Spend the night at The Inn on Bath Creek, or catch the afternoon ferry to Ocracoke Island for your next adventure.
Day 3: Ocracoke, Site of Blackbeard’s Last Stand
The North Carolina State Ferry System offers a leisurely trip for you and your vehicle from Swan Quarter to the Outer Banks village of Ocracoke, the site of Blackbeard’s last battle. Look for dolphins in the surf, and see if you can spot any shipwrecks along the way.
Ocracoke Inlet was one of Blackbeard’s hideouts, and it was here that two small sloops hired by Virginia governor Alexander Spotswood found and cornered Blackbeard on the inner side of the island. Blackbeard was killed in the battle that ensued on Nov. 22, 1718. His headless body is believed to be buried in a mass grave somewhere on the island.
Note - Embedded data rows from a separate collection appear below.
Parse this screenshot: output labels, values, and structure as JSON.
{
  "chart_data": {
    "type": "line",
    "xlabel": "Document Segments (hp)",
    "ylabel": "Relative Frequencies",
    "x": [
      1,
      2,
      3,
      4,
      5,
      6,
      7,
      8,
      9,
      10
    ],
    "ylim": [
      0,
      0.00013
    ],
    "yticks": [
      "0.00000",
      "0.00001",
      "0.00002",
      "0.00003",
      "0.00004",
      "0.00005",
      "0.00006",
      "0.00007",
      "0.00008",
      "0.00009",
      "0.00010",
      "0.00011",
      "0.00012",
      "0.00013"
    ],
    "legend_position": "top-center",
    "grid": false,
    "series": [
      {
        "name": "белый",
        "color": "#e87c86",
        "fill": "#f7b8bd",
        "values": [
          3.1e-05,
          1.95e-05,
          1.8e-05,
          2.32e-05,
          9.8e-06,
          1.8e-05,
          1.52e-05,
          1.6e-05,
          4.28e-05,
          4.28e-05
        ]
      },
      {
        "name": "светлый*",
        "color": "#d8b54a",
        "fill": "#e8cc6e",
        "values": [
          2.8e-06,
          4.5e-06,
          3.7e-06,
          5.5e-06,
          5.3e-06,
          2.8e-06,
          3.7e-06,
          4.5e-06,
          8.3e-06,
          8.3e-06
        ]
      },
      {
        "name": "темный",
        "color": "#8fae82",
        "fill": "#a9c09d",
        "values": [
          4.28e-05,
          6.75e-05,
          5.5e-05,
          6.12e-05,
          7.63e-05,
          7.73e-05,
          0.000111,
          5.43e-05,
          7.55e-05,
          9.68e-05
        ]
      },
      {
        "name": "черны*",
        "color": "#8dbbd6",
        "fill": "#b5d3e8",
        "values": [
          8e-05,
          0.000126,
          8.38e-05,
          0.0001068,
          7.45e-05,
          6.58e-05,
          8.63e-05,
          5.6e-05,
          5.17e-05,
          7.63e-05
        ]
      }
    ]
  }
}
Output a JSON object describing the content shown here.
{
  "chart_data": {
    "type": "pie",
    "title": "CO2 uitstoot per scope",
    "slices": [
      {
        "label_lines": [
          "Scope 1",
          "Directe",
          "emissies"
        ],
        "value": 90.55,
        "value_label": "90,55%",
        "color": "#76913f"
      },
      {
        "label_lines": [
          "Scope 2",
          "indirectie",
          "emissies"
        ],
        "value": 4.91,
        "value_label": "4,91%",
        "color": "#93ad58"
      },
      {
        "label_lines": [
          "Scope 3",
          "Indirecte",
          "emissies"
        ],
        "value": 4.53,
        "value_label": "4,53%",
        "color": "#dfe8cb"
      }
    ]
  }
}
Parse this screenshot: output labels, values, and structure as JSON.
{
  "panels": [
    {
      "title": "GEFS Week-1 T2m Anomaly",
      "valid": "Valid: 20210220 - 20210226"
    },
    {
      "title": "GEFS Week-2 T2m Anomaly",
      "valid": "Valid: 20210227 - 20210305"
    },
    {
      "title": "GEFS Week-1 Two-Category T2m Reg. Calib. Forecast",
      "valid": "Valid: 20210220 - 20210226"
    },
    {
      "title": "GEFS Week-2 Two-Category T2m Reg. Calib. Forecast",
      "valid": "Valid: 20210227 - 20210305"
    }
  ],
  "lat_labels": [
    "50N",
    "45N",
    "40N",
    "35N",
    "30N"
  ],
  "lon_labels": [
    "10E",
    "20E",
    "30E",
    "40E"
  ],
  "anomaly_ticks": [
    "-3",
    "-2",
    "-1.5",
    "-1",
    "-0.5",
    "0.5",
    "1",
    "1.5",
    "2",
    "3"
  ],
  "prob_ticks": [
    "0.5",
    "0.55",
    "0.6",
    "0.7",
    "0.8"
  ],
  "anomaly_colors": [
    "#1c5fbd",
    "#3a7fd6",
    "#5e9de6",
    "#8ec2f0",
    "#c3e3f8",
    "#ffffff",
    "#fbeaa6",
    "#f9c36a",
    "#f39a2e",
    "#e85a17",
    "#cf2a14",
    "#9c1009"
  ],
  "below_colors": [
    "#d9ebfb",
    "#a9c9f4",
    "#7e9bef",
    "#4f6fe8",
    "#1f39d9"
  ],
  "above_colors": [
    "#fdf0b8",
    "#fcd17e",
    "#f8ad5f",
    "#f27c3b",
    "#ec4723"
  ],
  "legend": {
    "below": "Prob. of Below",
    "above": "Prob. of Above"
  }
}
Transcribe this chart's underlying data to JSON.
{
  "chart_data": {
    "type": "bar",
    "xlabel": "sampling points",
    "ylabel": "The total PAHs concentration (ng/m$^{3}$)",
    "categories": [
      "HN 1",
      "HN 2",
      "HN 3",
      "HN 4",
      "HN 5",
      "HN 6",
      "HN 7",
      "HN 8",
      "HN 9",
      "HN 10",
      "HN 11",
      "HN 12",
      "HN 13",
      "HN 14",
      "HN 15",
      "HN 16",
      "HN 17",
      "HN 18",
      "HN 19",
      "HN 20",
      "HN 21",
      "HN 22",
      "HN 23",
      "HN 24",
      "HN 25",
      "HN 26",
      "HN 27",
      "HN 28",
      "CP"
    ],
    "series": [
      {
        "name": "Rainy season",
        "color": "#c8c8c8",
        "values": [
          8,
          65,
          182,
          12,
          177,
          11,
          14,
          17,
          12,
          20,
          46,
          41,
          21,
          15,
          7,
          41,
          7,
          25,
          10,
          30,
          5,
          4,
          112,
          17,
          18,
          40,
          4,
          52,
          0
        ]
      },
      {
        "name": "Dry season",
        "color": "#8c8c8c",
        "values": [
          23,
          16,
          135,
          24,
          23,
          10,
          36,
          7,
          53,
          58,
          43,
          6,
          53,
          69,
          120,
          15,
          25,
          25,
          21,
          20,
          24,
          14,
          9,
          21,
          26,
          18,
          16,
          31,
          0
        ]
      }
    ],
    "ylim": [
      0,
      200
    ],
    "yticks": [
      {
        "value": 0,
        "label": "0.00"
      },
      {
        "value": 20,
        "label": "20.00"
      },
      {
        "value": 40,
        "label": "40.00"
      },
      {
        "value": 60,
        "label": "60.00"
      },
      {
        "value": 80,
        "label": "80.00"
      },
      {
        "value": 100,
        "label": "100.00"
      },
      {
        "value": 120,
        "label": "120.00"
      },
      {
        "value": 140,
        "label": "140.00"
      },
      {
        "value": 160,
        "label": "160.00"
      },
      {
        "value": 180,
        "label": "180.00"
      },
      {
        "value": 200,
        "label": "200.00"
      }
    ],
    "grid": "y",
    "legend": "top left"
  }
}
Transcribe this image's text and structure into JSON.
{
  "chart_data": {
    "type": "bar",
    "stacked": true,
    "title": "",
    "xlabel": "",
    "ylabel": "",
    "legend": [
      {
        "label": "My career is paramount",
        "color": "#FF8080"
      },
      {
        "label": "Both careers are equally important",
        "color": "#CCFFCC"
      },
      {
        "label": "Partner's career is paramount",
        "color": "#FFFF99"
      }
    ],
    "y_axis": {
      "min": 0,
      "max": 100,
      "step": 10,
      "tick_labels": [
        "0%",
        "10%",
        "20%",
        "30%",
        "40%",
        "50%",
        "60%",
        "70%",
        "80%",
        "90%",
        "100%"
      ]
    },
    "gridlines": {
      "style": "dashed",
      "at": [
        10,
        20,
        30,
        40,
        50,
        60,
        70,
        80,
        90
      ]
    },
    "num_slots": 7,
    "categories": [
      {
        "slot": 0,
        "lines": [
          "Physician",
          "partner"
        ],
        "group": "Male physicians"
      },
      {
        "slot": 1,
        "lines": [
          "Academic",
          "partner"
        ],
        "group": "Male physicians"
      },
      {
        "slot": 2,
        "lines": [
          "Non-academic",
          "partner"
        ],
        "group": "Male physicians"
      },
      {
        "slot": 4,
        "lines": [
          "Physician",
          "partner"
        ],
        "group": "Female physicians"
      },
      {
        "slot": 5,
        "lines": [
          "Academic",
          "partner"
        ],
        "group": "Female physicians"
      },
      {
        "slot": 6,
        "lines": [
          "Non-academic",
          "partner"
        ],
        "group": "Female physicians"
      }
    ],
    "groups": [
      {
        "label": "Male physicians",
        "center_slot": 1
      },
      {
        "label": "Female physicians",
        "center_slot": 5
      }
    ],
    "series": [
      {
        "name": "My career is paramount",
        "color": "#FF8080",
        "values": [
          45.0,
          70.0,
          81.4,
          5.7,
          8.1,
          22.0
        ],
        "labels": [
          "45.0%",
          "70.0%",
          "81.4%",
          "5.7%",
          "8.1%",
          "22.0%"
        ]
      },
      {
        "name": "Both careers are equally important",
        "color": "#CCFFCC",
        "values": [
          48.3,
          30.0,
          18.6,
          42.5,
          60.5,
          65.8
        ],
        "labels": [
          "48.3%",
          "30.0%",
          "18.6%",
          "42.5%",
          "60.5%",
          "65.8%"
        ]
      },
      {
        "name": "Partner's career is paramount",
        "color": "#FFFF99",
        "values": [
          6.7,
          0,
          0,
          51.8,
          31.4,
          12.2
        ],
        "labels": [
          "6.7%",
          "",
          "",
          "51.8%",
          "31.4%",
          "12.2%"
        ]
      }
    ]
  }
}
Today, take a break from your pirate trail to enjoy Ocracoke’s charming village and pristine beaches. The Ocracoke Lifeguarded Beach has been named “Best Beach in America” by Dr. Beach. It was the first beach outside of Hawaii or Florida to be given the honor.
Enjoy fine dining at the Back Porch Restaurant or beachside ambiance and seafood at Howard’s Pub & Raw Bar. For a historic treat, stay overnight at the family-friendly Blackbeard’s Lodge.
Day 4: Graveyard Museum & National Seashore
Head north on North Carolina Highway 12, the National Scenic Byway that runs the length of the Outer Banks. Take the free ferry to Hatteras Island and explore the Graveyard of the Atlantic Museum. The popular shipping lanes off the Outer Banks made piracy and warfare an integral aspect of the region’s maritime history. The museum has displays of shipwrecks related to piracy and warfare off the coast from the late 17th century through 1945. (Please note: The museum is currently closed due to construction on its exhibits; it's expected to reopen fall 2023.)
History buffs will want to take in the Cape Hatteras Lighthouse, America’s tallest lighthouse. Please note: The lighthouse will likely be closed for climbing through 2023 due to ongoing restoration efforts.
You’ll find vacation rental homes are the most popular places to stay on the Outer Banks, or try the Inn on Pamlico Sound, a full-service inn offering a casually elegant lodging and culinary experience in the midst of the natural beauty of the Cape Hatteras National Seashore.